There are very many options when choosing materials for your Volta's hailstorm. The only restrictions are to have two conducting surfaces, clear insulating walls, and lightweight conducting particles. But the ideas of "insulating" and "conducting" can be very surprising at high voltage.

For something to be "insulating" at the voltages we're using, its resistance should be billions or trillions of Ohms. Things can have a resistance lower than that if even a little water is adsorbed on the surface (from the humidity in the air).[1] This can work to your advantage, or cause problems, depending on whether you want that thing to be conducting. [2]

So, unless it's extremely dry, you can use cardboard, paper, or wood (without shellac or varnish) as your "conducting" plates. But I prefer to use metals, since they're more obviously conducting. It also helps to use things that are fairly smooth, without sharp corners: at these voltages, electric fields near corners and points can be strong enough to split air molecules into ions, making the air conduct the charge away.

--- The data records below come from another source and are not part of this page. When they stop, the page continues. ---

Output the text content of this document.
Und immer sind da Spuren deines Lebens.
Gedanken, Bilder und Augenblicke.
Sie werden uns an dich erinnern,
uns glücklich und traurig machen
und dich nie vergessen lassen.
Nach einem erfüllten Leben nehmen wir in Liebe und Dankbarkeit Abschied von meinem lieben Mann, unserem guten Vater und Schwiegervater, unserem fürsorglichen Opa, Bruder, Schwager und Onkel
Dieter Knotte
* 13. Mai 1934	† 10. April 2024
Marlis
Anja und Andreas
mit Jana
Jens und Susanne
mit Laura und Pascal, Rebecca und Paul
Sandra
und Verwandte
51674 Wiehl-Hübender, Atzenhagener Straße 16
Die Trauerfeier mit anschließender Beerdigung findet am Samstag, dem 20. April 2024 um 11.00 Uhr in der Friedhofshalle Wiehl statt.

But some things that might seem like good conductors have enough of an insulating coating to prevent charges from getting through. I've had good luck with aluminum pie pans, aluminum foil, and lids that look like bare metal. But the metal ends of Pringles® cans, or tuna fish cans, or lids from jars of pickles or spaghetti sauce were less effective. If you find that particles stick to the top plate rather than bouncing off, you have an insulating coating thick enough to weaken the effects you're looking for.

For the lightweight conducting particles, you want something with a low density. If they're damp enough, you can use loosely balled-up bits of paper towels or tissues; cereals like crispy rice, puffed wheat, or small spheres (like Kix®); or vermiculite.

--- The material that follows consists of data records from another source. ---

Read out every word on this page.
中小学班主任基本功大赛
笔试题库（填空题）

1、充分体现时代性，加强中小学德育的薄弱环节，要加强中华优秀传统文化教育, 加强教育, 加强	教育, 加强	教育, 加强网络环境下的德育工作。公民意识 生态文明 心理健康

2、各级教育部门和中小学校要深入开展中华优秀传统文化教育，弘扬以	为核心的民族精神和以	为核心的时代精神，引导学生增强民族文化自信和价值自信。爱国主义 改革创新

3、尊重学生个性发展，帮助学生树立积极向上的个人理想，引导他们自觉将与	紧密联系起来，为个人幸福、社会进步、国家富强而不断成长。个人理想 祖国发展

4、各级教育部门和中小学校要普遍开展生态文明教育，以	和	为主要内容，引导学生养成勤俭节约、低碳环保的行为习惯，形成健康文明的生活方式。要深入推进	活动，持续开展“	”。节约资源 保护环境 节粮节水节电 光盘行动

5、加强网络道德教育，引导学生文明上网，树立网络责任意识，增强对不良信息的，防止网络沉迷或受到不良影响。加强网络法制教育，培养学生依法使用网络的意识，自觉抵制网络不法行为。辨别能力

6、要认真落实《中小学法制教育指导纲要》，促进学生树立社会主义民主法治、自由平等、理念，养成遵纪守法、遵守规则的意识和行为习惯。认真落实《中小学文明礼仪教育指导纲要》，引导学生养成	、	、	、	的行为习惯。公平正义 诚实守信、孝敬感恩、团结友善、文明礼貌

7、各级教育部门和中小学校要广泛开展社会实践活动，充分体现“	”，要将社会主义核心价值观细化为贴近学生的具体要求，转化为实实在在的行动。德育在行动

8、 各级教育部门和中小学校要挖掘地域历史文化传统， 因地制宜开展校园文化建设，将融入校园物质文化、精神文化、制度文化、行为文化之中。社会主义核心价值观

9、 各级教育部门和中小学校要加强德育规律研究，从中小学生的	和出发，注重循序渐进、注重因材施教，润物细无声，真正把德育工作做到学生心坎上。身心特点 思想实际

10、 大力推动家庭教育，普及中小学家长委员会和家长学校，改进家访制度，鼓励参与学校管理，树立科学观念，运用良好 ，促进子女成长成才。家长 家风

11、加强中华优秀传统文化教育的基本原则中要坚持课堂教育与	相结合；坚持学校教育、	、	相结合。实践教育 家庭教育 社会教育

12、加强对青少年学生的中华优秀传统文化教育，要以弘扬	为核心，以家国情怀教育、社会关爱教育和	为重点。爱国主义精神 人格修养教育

But I prefer things that conduct well enough in any conditions. Hollow balls of aluminum foil work well and make a nice sound against other pieces of metal, but can be tricky to make and easy to accidentally squash; and if they're solid balls, they're too heavy. Instead, coating low-density small objects with calligraphy ink works well. Calligraphy ink's high carbon content allows it to conduct well enough for these electrostatics applications, even though it isn't conductive enough to use for many circuits. I tried three different types of calligraphy ink; all worked equally well.

The clear walls need to insulate against charges flowing; and at these voltages, some things conduct that you may expect to be insulating. For example, most glass jars and glassware are made of soda-lime glass [3], which strongly attracts water, and doesn't work for some electrostatic applications. Instead, most (but not all) plastics work well. (The borosilicate glass used in chemistry labs, and some types of "crystal" glassware are more expensive insulating options.)

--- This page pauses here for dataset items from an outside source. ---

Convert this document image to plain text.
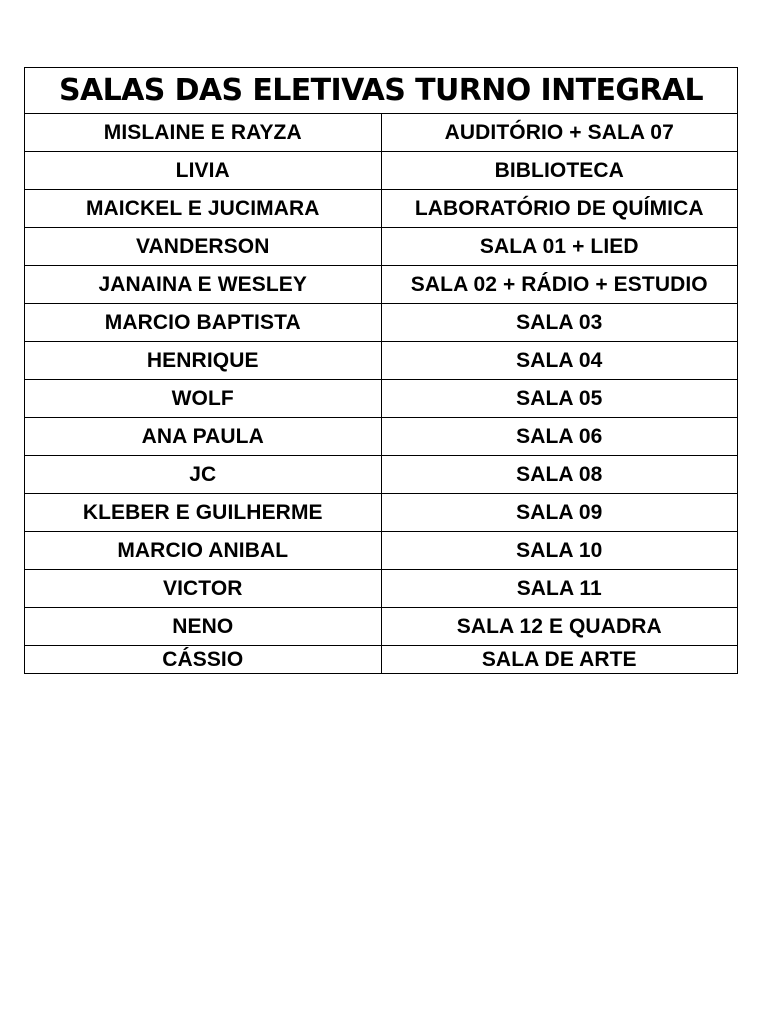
SALAS DAS ELETIVAS TURNO INTEGRAL	
MISLAINE E RAYZA	AUDITÓRIO + SALA 07
LIVIA	BIBLIOTECA
MAICKEL E JUCIMARA	LABORATÓRIO DE QUÍMICA
VANDERSON	SALA 01 + LIED
JANAINA E WESLEY	SALA 02 + RÁDIO + ESTUDIO
MARCIO BAPTISTA	SALA 03
HENRIQUE	SALA 04
WOLF	SALA 05
ANA PAULA	SALA 06
JC	SALA 08
KLEBER E GUILHERME	SALA 09
MARCIO ANIBAL	SALA 10
VICTOR	SALA 11
NENO	SALA 12 E QUADRA
CÁSSIO	SALA DE ARTE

If you want to be sure something insulates or conducts at the voltages you're interested in, my favorite method is to make a sensitive Volta's hailstorm (built as described below), then put the material you're interested in between your hand and the "ground" plate of the hailstorm. If the particles jump, then it conducts; if not, it insulates.[4]

Before you glue together your first hailstorm, you really need to test that your materials and thicknesses will work. So, make the jumping particles as described below, cut a few rings of different heights from a plastic bottle, and use bare metals, before trying to finalize your design. Using the inside of an aluminum pie pan as your bottom plate lets you keep the jumping particles contained as you make adjustments, and gives you something big to clip onto or touch.


[1] Extremely pure water is a good electrical insulator. But most materials get dissolved by water (at least a little bit) producing ions that can flow and form a reasonable conductor. [back]

[2] Even a good insulating material may not work well if it's very thin: sparks can pass through it. [back]

[3] The "soda" is sodium oxide, which, if that were the only additive, would make the glass water-soluble. That's counteracted by the "lime" - calcium oxide often coming from limestone. Source: Wikipedia. [back]

[4] Of course, that doesn't help if you want to make your first one. So, stick with plastic if you want to avoid trial and error. [back]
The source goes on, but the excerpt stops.